Important

You are viewing documentation for an older version of Confluent Platform. For the latest, click here.

Kubernetes Helm Charts

You can use the Helm charts to deploy Confluent Platform services on Kubernetes for development, test, and proof of concept environments.

Important

The Confluent Platform Helm charts are in developer preview and are not supported for production use.

Introduction

Helm is an open-source packaging tool that helps you install applications and services on Kubernetes.

Helm uses a packaging format called charts.
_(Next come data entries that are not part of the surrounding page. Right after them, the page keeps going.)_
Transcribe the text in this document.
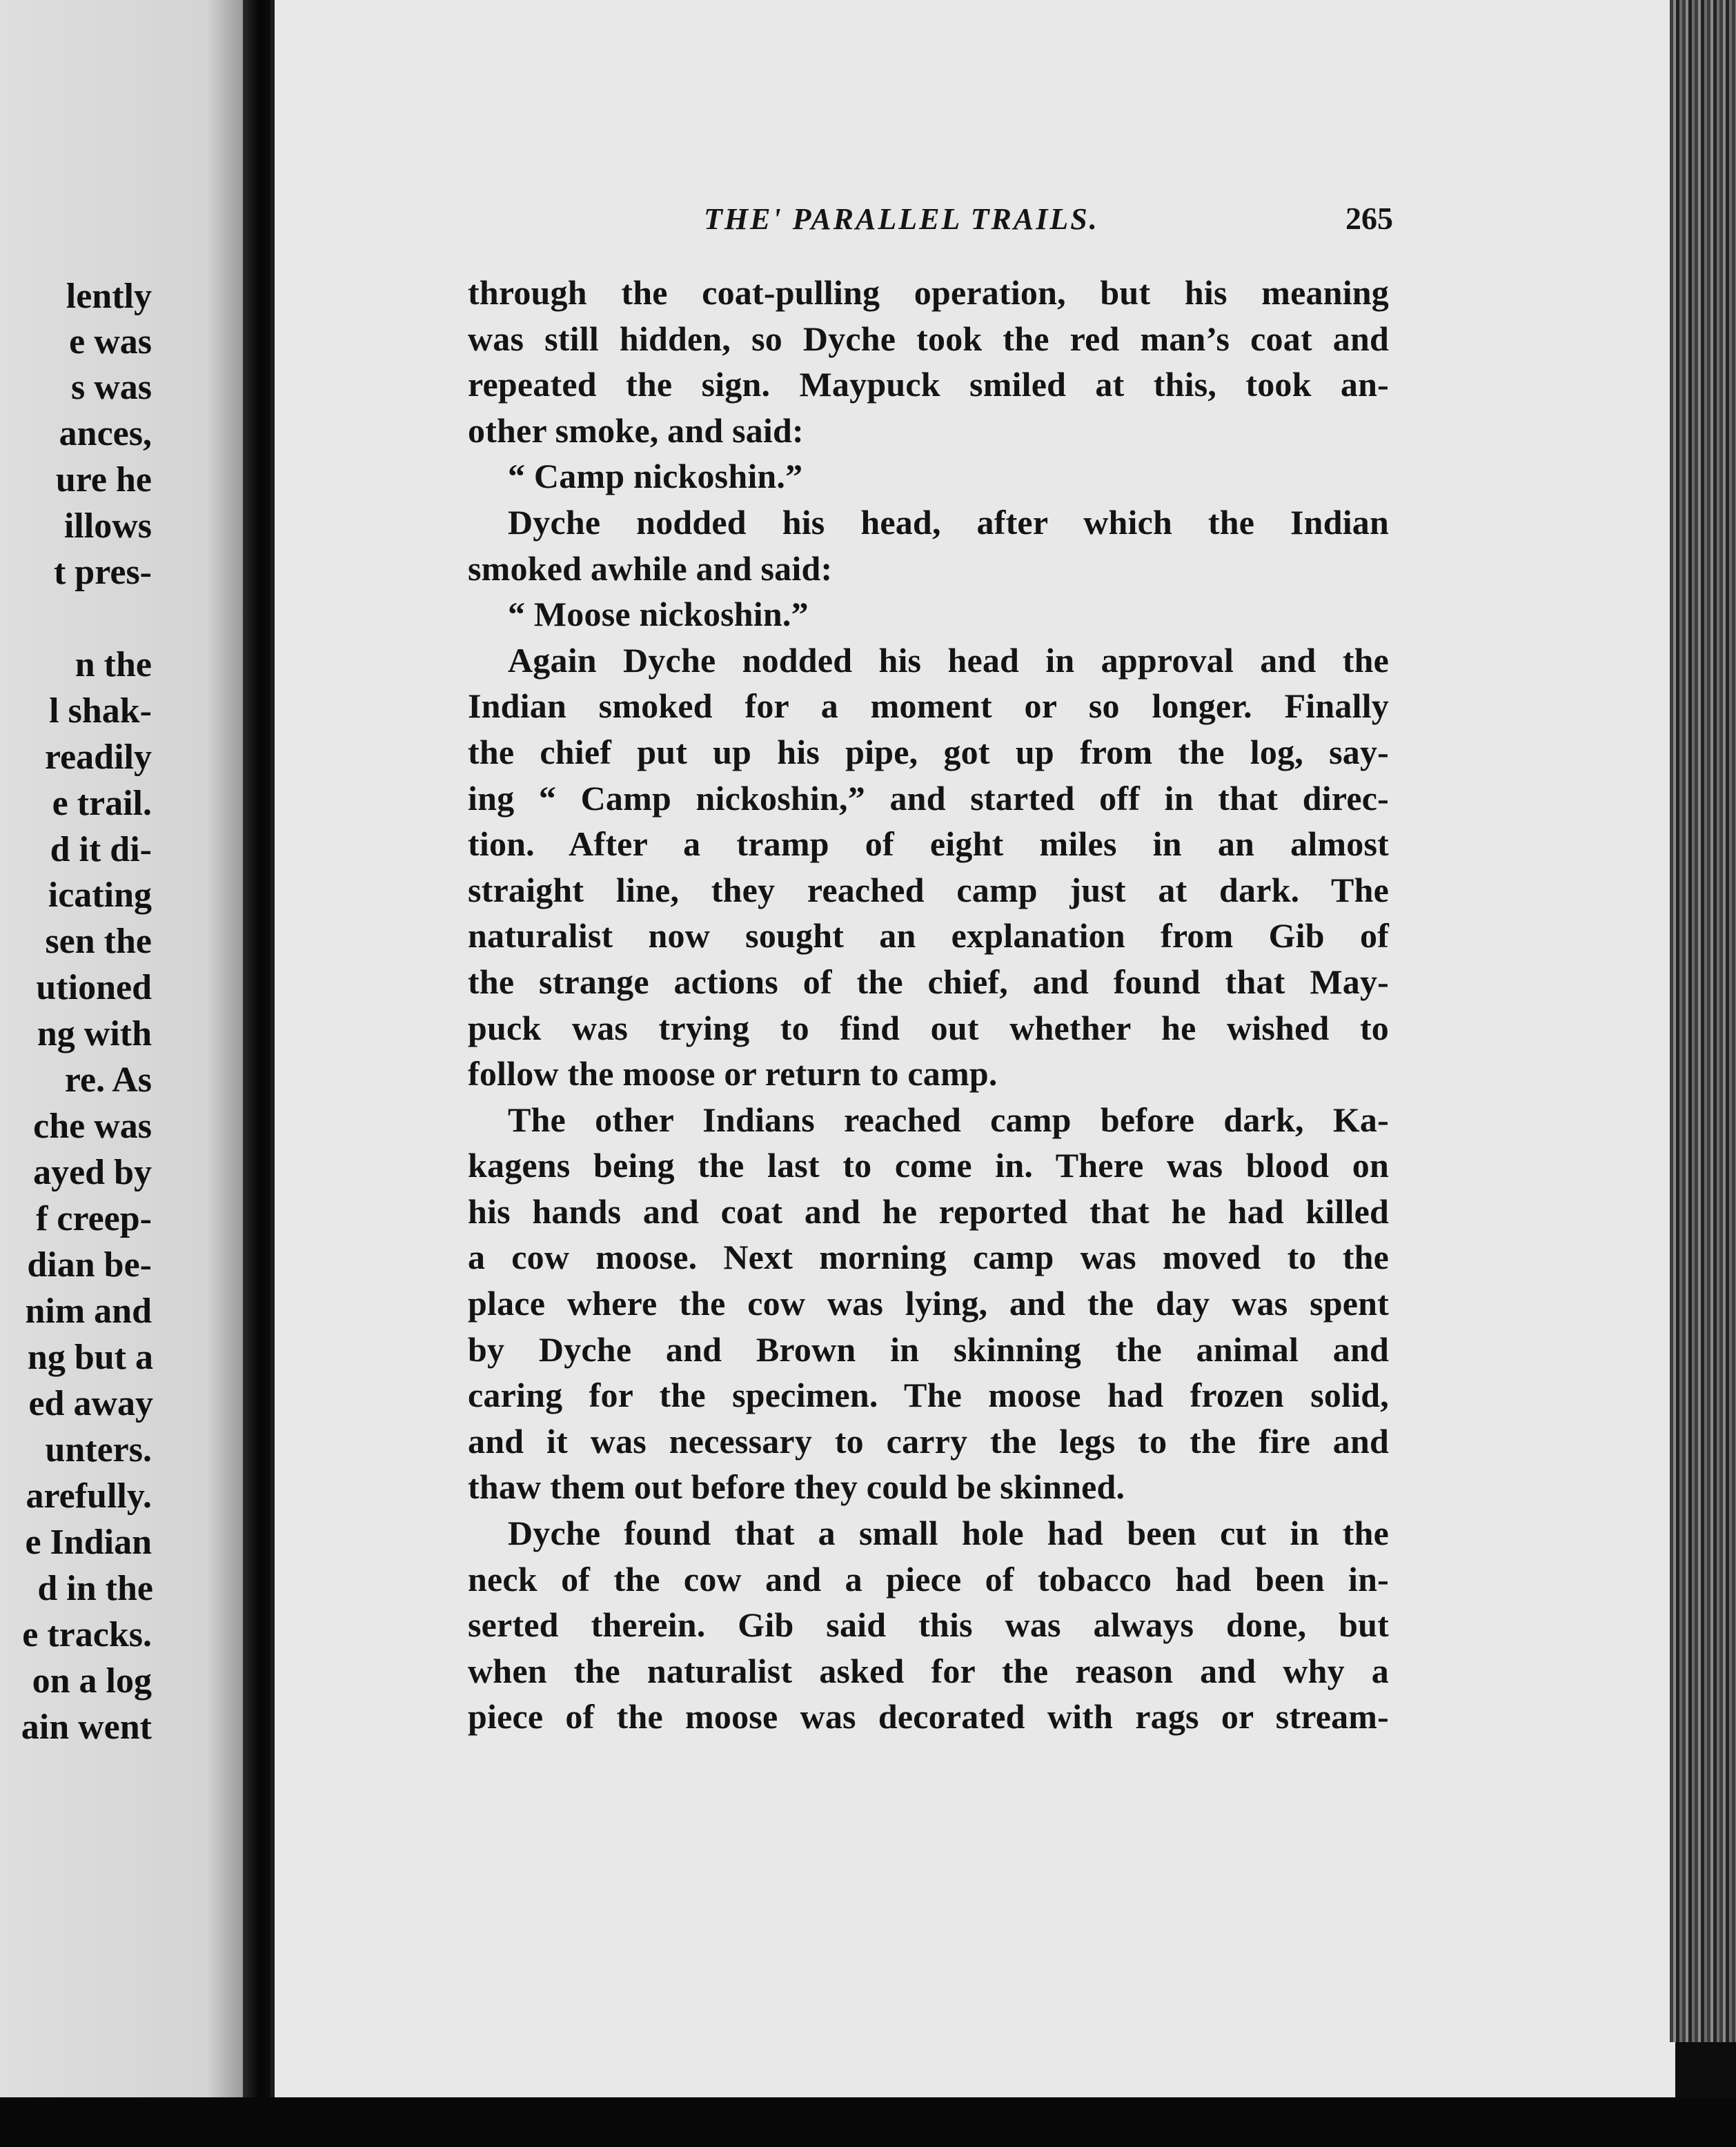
lently
e was
s was
ances,
ure he
illows
t pres-
n the
l shak-
readily
e trail.
d it di-
icating
sen the
utioned
ng with
re. As
che was
ayed by
f creep-
dian be-
nim and
ng but a
ed away
unters.
arefully.
e Indian
d in the
e tracks.
on a log
ain went
THE' PARALLEL TRAILS.	265
through the coat-pulling operation, but his meaning
was still hidden, so Dyche took the red man’s coat and
repeated the sign. Maypuck smiled at this, took an-
other smoke, and said:
“ Camp nickoshin.”
Dyche nodded his head, after which the Indian
smoked awhile and said:
“ Moose nickoshin.”
Again Dyche nodded his head in approval and the
Indian smoked for a moment or so longer. Finally
the chief put up his pipe, got up from the log, say-
ing “ Camp nickoshin,” and started off in that direc-
tion. After a tramp of eight miles in an almost
straight line, they reached camp just at dark. The
naturalist now sought an explanation from Gib of
the strange actions of the chief, and found that May-
puck was trying to find out whether he wished to
follow the moose or return to camp.
The other Indians reached camp before dark, Ka-
kagens being the last to come in. There was blood on
his hands and coat and he reported that he had killed
a cow moose. Next morning camp was moved to the
place where the cow was lying, and the day was spent
by Dyche and Brown in skinning the animal and
caring for the specimen. The moose had frozen solid,
and it was necessary to carry the legs to the fire and
thaw them out before they could be skinned.
Dyche found that a small hole had been cut in the
neck of the cow and a piece of tobacco had been in-
serted therein. Gib said this was always done, but
when the naturalist asked for the reason and why a
piece of the moose was decorated with rags or stream-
Charts are a collection of YAML templates that describe a related set of Kubernetes resources.

This repository provides Helm charts for the following Confluent Platform services:

  • Kafka brokers
  • ZooKeeper
  • Kafka Connect
  • Confluent Schema Registry
  • Confluent REST Proxy

Environment Preparation

You must have a Kubernetes cluster that has Helm configured.

Tested Software

These Helm charts have been tested with the following software versions:

For local Kubernetes installation with Minikube, see Appendix: Create a Local Kubernetes Cluster.

Install Helm on Kubernetes

Follow the directions to install and deploy Helm to the Kubernetes cluster.

View a list of all deployed releases in releases in the local installation.

helm init
helm repo update
helm list

Important

For Helm versions prior to 2.9.1, you may see "connect: connection refused", and will need to fix up the deployment before proceeding.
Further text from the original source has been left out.